Storage & Make-Ahead

You can marinate the chicken up to 24 hours in advance; keep it covered in the refrigerator. For best browning, bring it out of the fridge about 20 minutes before baking.

Leftover Chicken Lemonato keeps well. Cool completely, then transfer chicken, potatoes, and sauce to an airtight container and refrigerate for up to 3–4 days. Reheat gently, covered, in a 325°F (165°C) oven until warmed through, or on the stovetop over low heat, adding a splash of water or broth if the sauce has thickened too much.
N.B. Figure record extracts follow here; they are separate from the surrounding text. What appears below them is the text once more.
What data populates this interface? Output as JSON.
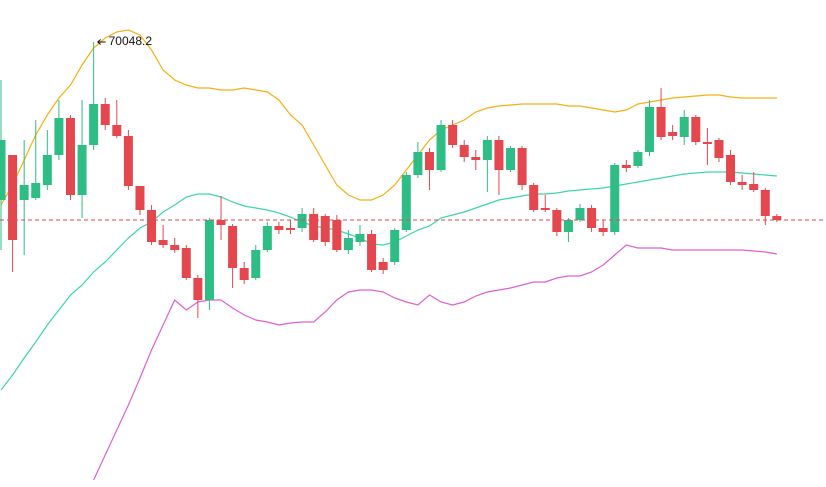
{
  "chart_data": {
    "type": "candlestick",
    "annotation": "70048.2",
    "ylim": [
      65598,
      70468
    ],
    "up_color": "#2ebd85",
    "down_color": "#e5474f",
    "open": [
      68468,
      68918,
      68468,
      68488,
      68618,
      68918,
      69288,
      68518,
      69018,
      69428,
      69218,
      69108,
      68608,
      68368,
      68068,
      68018,
      67988,
      67688,
      67468,
      68268,
      68208,
      67788,
      67688,
      67968,
      68208,
      68188,
      68188,
      68328,
      68308,
      68268,
      67968,
      68048,
      68128,
      67848,
      67848,
      68168,
      68718,
      68948,
      68768,
      69218,
      69018,
      68898,
      68868,
      69068,
      68768,
      68988,
      68618,
      68388,
      68368,
      68148,
      68268,
      68388,
      68188,
      68148,
      68818,
      68808,
      68948,
      69398,
      69148,
      69098,
      69298,
      69048,
      69068,
      68918,
      68648,
      68628,
      68568,
      68308
    ],
    "high": [
      69668,
      68918,
      69068,
      69268,
      69168,
      69468,
      69318,
      69468,
      70048.2,
      69488,
      69468,
      69168,
      68608,
      68418,
      68218,
      68088,
      68018,
      67718,
      68288,
      68508,
      68228,
      67848,
      68018,
      68248,
      68248,
      68268,
      68388,
      68388,
      68328,
      68318,
      68168,
      68218,
      68168,
      67888,
      68188,
      68748,
      69048,
      68988,
      69268,
      69268,
      69068,
      68968,
      69108,
      69108,
      69008,
      69008,
      68638,
      68518,
      68388,
      68288,
      68428,
      68418,
      68268,
      68838,
      68868,
      68968,
      69468,
      69588,
      69218,
      69368,
      69318,
      69188,
      69088,
      68968,
      68718,
      68748,
      68588,
      68328
    ],
    "low": [
      67968,
      67748,
      67918,
      68468,
      68568,
      68868,
      68468,
      68288,
      68968,
      69168,
      69088,
      68568,
      68318,
      68018,
      67988,
      67938,
      67668,
      67288,
      67368,
      68068,
      67588,
      67628,
      67668,
      67948,
      68128,
      68128,
      68148,
      68048,
      68008,
      67948,
      67928,
      68008,
      67748,
      67728,
      67818,
      68148,
      68688,
      68568,
      68748,
      68988,
      68848,
      68768,
      68548,
      68518,
      68748,
      68568,
      68348,
      68348,
      68108,
      68048,
      68248,
      68148,
      68108,
      68118,
      68748,
      68788,
      68908,
      69068,
      69068,
      69018,
      69018,
      68818,
      68848,
      68618,
      68568,
      68548,
      68218,
      68248
    ],
    "close": [
      69068,
      68068,
      68618,
      68638,
      68918,
      69288,
      68518,
      69018,
      69428,
      69218,
      69108,
      68608,
      68368,
      68048,
      68018,
      67968,
      67688,
      67468,
      68268,
      68218,
      67788,
      67668,
      67968,
      68208,
      68168,
      68168,
      68328,
      68068,
      68048,
      67968,
      68088,
      68128,
      67768,
      67768,
      68168,
      68718,
      68948,
      68768,
      69218,
      69018,
      68898,
      68868,
      69068,
      68768,
      68988,
      68618,
      68368,
      68368,
      68148,
      68268,
      68388,
      68188,
      68148,
      68818,
      68788,
      68948,
      69398,
      69098,
      69108,
      69298,
      69048,
      69028,
      68888,
      68648,
      68618,
      68568,
      68308,
      68268
    ],
    "bands": [
      {
        "color": "#f5b014",
        "values": [
          68418,
          68618,
          68868,
          69118,
          69318,
          69488,
          69618,
          69818,
          69988,
          70088,
          70148,
          70168,
          70118,
          69968,
          69768,
          69668,
          69618,
          69588,
          69588,
          69568,
          69568,
          69588,
          69568,
          69548,
          69468,
          69318,
          69218,
          69018,
          68818,
          68618,
          68518,
          68468,
          68468,
          68518,
          68618,
          68768,
          68918,
          69068,
          69168,
          69218,
          69268,
          69348,
          69388,
          69408,
          69418,
          69428,
          69428,
          69428,
          69428,
          69408,
          69408,
          69388,
          69368,
          69348,
          69368,
          69428,
          69448,
          69468,
          69488,
          69498,
          69508,
          69518,
          69518,
          69498,
          69488,
          69488,
          69488,
          69488
        ]
      },
      {
        "color": "#3dd6a8",
        "values": [
          66568,
          66718,
          66888,
          67048,
          67218,
          67368,
          67518,
          67618,
          67748,
          67848,
          67968,
          68088,
          68188,
          68248,
          68348,
          68418,
          68498,
          68528,
          68528,
          68498,
          68448,
          68408,
          68388,
          68368,
          68338,
          68298,
          68248,
          68208,
          68188,
          68168,
          68128,
          68088,
          68028,
          68018,
          68048,
          68108,
          68168,
          68208,
          68288,
          68318,
          68348,
          68388,
          68428,
          68468,
          68488,
          68508,
          68528,
          68528,
          68538,
          68558,
          68568,
          68578,
          68588,
          68608,
          68628,
          68648,
          68668,
          68688,
          68708,
          68728,
          68738,
          68748,
          68748,
          68748,
          68738,
          68728,
          68718,
          68708
        ]
      },
      {
        "color": "#e060d0",
        "values": [
          null,
          null,
          null,
          null,
          null,
          null,
          null,
          null,
          65668,
          65918,
          66168,
          66418,
          66688,
          66968,
          67218,
          67468,
          67368,
          67448,
          67468,
          67468,
          67388,
          67318,
          67268,
          67248,
          67218,
          67238,
          67248,
          67248,
          67348,
          67468,
          67548,
          67568,
          67568,
          67548,
          67488,
          67448,
          67418,
          67518,
          67448,
          67418,
          67448,
          67508,
          67548,
          67568,
          67588,
          67618,
          67648,
          67648,
          67688,
          67708,
          67708,
          67748,
          67818,
          67918,
          68018,
          67988,
          67988,
          67988,
          67968,
          67968,
          67968,
          67968,
          67968,
          67968,
          67968,
          67958,
          67948,
          67928
        ]
      }
    ]
  }
}
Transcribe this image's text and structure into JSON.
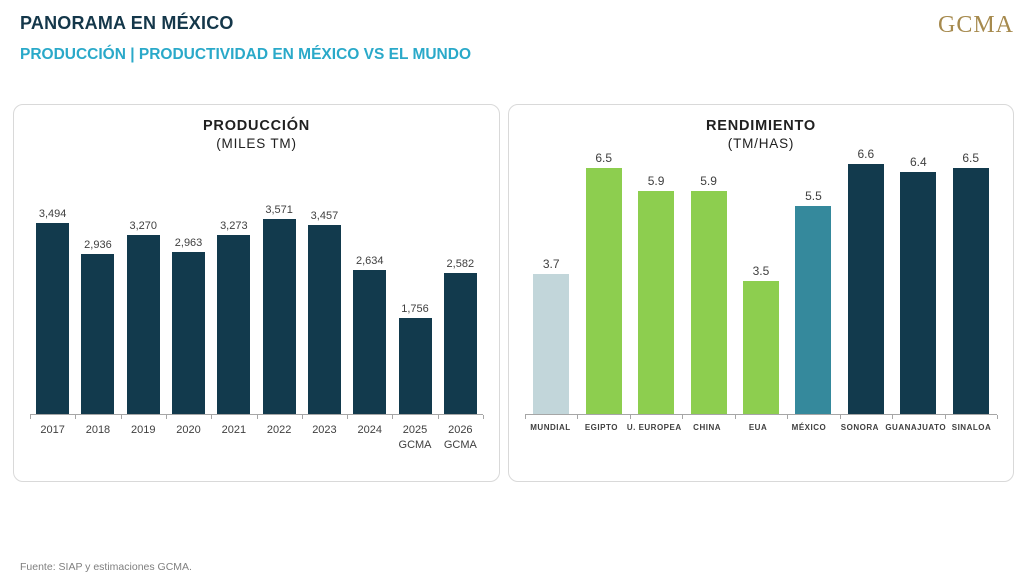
{
  "header": {
    "title": "PANORAMA EN MÉXICO",
    "subtitle": "PRODUCCIÓN | PRODUCTIVIDAD EN MÉXICO VS EL MUNDO",
    "logo": "GCMA"
  },
  "footer": {
    "source": "Fuente: SIAP y estimaciones GCMA."
  },
  "colors": {
    "dark": "#123a4d",
    "green": "#8dce4f",
    "teal": "#35899c",
    "light": "#c2d6da",
    "accent_cyan": "#2aa9c9",
    "title_navy": "#14374a",
    "gold": "#a68a4e",
    "axis_gray": "#a6a6a6",
    "label_gray": "#404040"
  },
  "chart_data": [
    {
      "type": "bar",
      "title": "PRODUCCIÓN",
      "subtitle": "(MILES TM)",
      "categories": [
        "2017",
        "2018",
        "2019",
        "2020",
        "2021",
        "2022",
        "2023",
        "2024",
        "2025\nGCMA",
        "2026\nGCMA"
      ],
      "values": [
        3494,
        2936,
        3270,
        2963,
        3273,
        3571,
        3457,
        2634,
        1756,
        2582
      ],
      "labels": [
        "3,494",
        "2,936",
        "3,270",
        "2,963",
        "3,273",
        "3,571",
        "3,457",
        "2,634",
        "1,756",
        "2,582"
      ],
      "bar_color": "dark",
      "xlabel": "",
      "ylabel": "",
      "ylim": [
        0,
        3800
      ],
      "grid": false,
      "legend": false
    },
    {
      "type": "bar",
      "title": "RENDIMIENTO",
      "subtitle": "(TM/HAS)",
      "categories": [
        "MUNDIAL",
        "EGIPTO",
        "U. EUROPEA",
        "CHINA",
        "EUA",
        "MÉXICO",
        "SONORA",
        "GUANAJUATO",
        "SINALOA"
      ],
      "values": [
        3.7,
        6.5,
        5.9,
        5.9,
        3.5,
        5.5,
        6.6,
        6.4,
        6.5
      ],
      "labels": [
        "3.7",
        "6.5",
        "5.9",
        "5.9",
        "3.5",
        "5.5",
        "6.6",
        "6.4",
        "6.5"
      ],
      "bar_colors": [
        "light",
        "green",
        "green",
        "green",
        "green",
        "teal",
        "dark",
        "dark",
        "dark"
      ],
      "xlabel": "",
      "ylabel": "",
      "ylim": [
        0,
        7
      ],
      "grid": false,
      "legend": false
    }
  ]
}
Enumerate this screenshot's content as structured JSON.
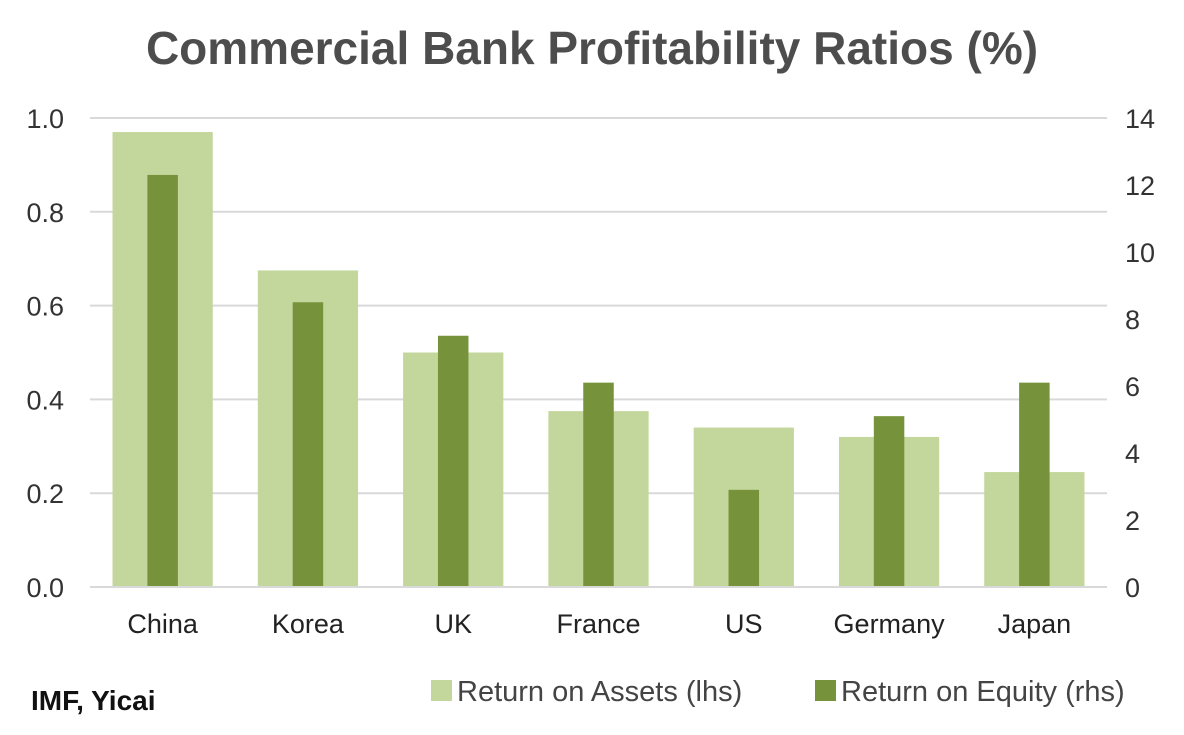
{
  "chart_data": {
    "type": "bar",
    "title": "Commercial Bank Profitability Ratios (%)",
    "categories": [
      "China",
      "Korea",
      "UK",
      "France",
      "US",
      "Germany",
      "Japan"
    ],
    "series": [
      {
        "name": "Return on Assets (lhs)",
        "axis": "left",
        "color": "#c3d69b",
        "values": [
          0.97,
          0.675,
          0.5,
          0.375,
          0.34,
          0.32,
          0.245
        ]
      },
      {
        "name": "Return on Equity (rhs)",
        "axis": "right",
        "color": "#76933c",
        "values": [
          12.3,
          8.5,
          7.5,
          6.1,
          2.9,
          5.1,
          6.1
        ]
      }
    ],
    "y_left": {
      "lim": [
        0,
        1.0
      ],
      "ticks": [
        "0.0",
        "0.2",
        "0.4",
        "0.6",
        "0.8",
        "1.0"
      ]
    },
    "y_right": {
      "lim": [
        0,
        14
      ],
      "ticks": [
        "0",
        "2",
        "4",
        "6",
        "8",
        "10",
        "12",
        "14"
      ]
    },
    "grid": true,
    "legend_position": "bottom-right"
  },
  "source": "IMF, Yicai"
}
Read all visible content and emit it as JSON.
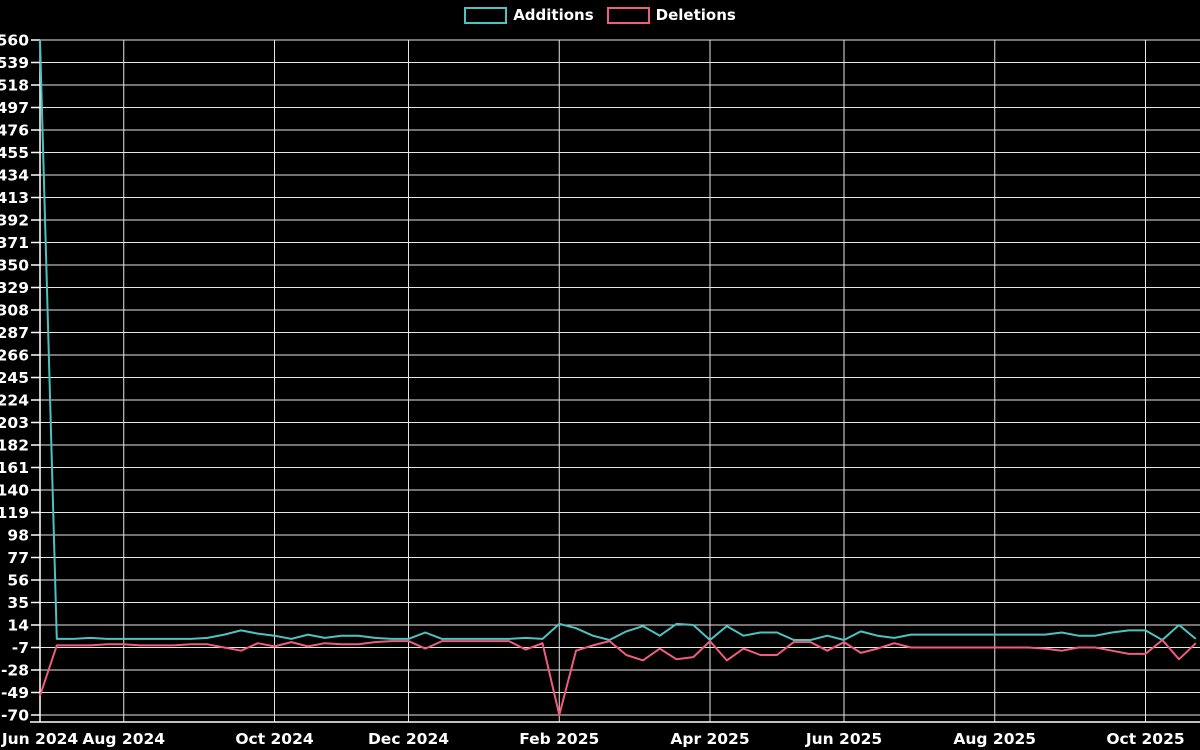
{
  "chart_data": {
    "type": "line",
    "title": "",
    "background_color": "#000000",
    "grid": true,
    "grid_color": "#e6e6e6",
    "axis_color": "#ffffff",
    "text_color": "#ffffff",
    "legend_position": "top-center",
    "x_unit": "week_index",
    "ylim": [
      -70,
      560
    ],
    "y_ticks": [
      560,
      539,
      518,
      497,
      476,
      455,
      434,
      413,
      392,
      371,
      350,
      329,
      308,
      287,
      266,
      245,
      224,
      203,
      182,
      161,
      140,
      119,
      98,
      77,
      56,
      35,
      14,
      -7,
      -28,
      -49,
      -70
    ],
    "x_ticks": [
      {
        "label": "Jun 2024",
        "week": 0
      },
      {
        "label": "Aug 2024",
        "week": 5
      },
      {
        "label": "Oct 2024",
        "week": 14
      },
      {
        "label": "Dec 2024",
        "week": 22
      },
      {
        "label": "Feb 2025",
        "week": 31
      },
      {
        "label": "Apr 2025",
        "week": 40
      },
      {
        "label": "Jun 2025",
        "week": 48
      },
      {
        "label": "Aug 2025",
        "week": 57
      },
      {
        "label": "Oct 2025",
        "week": 66
      }
    ],
    "series": [
      {
        "name": "Additions",
        "color": "#4dc3c1",
        "values": [
          560,
          1,
          1,
          2,
          1,
          1,
          1,
          1,
          1,
          1,
          2,
          5,
          9,
          6,
          4,
          1,
          5,
          2,
          4,
          4,
          2,
          1,
          1,
          7,
          1,
          1,
          1,
          1,
          1,
          2,
          1,
          15,
          11,
          4,
          0,
          8,
          13,
          4,
          15,
          14,
          0,
          13,
          4,
          7,
          7,
          0,
          0,
          4,
          0,
          8,
          4,
          2,
          5,
          5,
          5,
          5,
          5,
          5,
          5,
          5,
          5,
          7,
          4,
          4,
          7,
          9,
          9,
          0,
          14,
          1
        ]
      },
      {
        "name": "Deletions",
        "color": "#f05c7e",
        "values": [
          -52,
          -5,
          -5,
          -5,
          -4,
          -4,
          -5,
          -5,
          -5,
          -4,
          -4,
          -7,
          -10,
          -3,
          -6,
          -2,
          -6,
          -3,
          -4,
          -4,
          -2,
          -1,
          -1,
          -8,
          -1,
          -1,
          -1,
          -1,
          -1,
          -9,
          -3,
          -70,
          -10,
          -5,
          -1,
          -14,
          -19,
          -8,
          -18,
          -16,
          -1,
          -19,
          -8,
          -14,
          -14,
          -2,
          -2,
          -10,
          -2,
          -12,
          -8,
          -3,
          -7,
          -7,
          -7,
          -7,
          -7,
          -7,
          -7,
          -7,
          -8,
          -10,
          -7,
          -7,
          -10,
          -13,
          -13,
          0,
          -18,
          -3
        ]
      }
    ]
  }
}
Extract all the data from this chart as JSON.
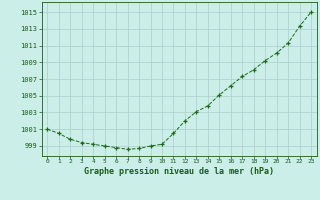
{
  "x": [
    0,
    1,
    2,
    3,
    4,
    5,
    6,
    7,
    8,
    9,
    10,
    11,
    12,
    13,
    14,
    15,
    16,
    17,
    18,
    19,
    20,
    21,
    22,
    23
  ],
  "y": [
    1001.0,
    1000.5,
    999.8,
    999.4,
    999.2,
    999.0,
    998.8,
    998.6,
    998.7,
    999.0,
    999.2,
    1000.5,
    1002.0,
    1003.1,
    1003.8,
    1005.1,
    1006.2,
    1007.3,
    1008.1,
    1009.2,
    1010.1,
    1011.3,
    1013.3,
    1015.0
  ],
  "line_color": "#1a6b1a",
  "marker": "+",
  "marker_color": "#1a6b1a",
  "bg_color": "#cceee8",
  "grid_color": "#aacccc",
  "xlabel": "Graphe pression niveau de la mer (hPa)",
  "xlabel_color": "#1a5b1a",
  "tick_color": "#1a5b1a",
  "ylabel_ticks": [
    999,
    1001,
    1003,
    1005,
    1007,
    1009,
    1011,
    1013,
    1015
  ],
  "xlim": [
    -0.5,
    23.5
  ],
  "ylim": [
    997.8,
    1016.2
  ],
  "xticks": [
    0,
    1,
    2,
    3,
    4,
    5,
    6,
    7,
    8,
    9,
    10,
    11,
    12,
    13,
    14,
    15,
    16,
    17,
    18,
    19,
    20,
    21,
    22,
    23
  ],
  "spine_color": "#1a5b1a"
}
You can also freeze the cooked chicken and sauce (without potatoes, which can change texture) for up to 2 months. Thaw overnight in the refrigerator before reheating. The flavor often deepens after a day, making leftovers especially delicious.

Nutrition (per serving)

Approximate values per serving (based on 6 servings, including potatoes and some sauce): about 470 calories, 29 g fat (of which about 7 g saturated), 22 g carbohydrates, 33 g protein, 2 g fiber, and 760 mg sodium. Actual values will vary depending on the exact cut and amount of chicken, how much skin is eaten, and how much sauce you enjoy.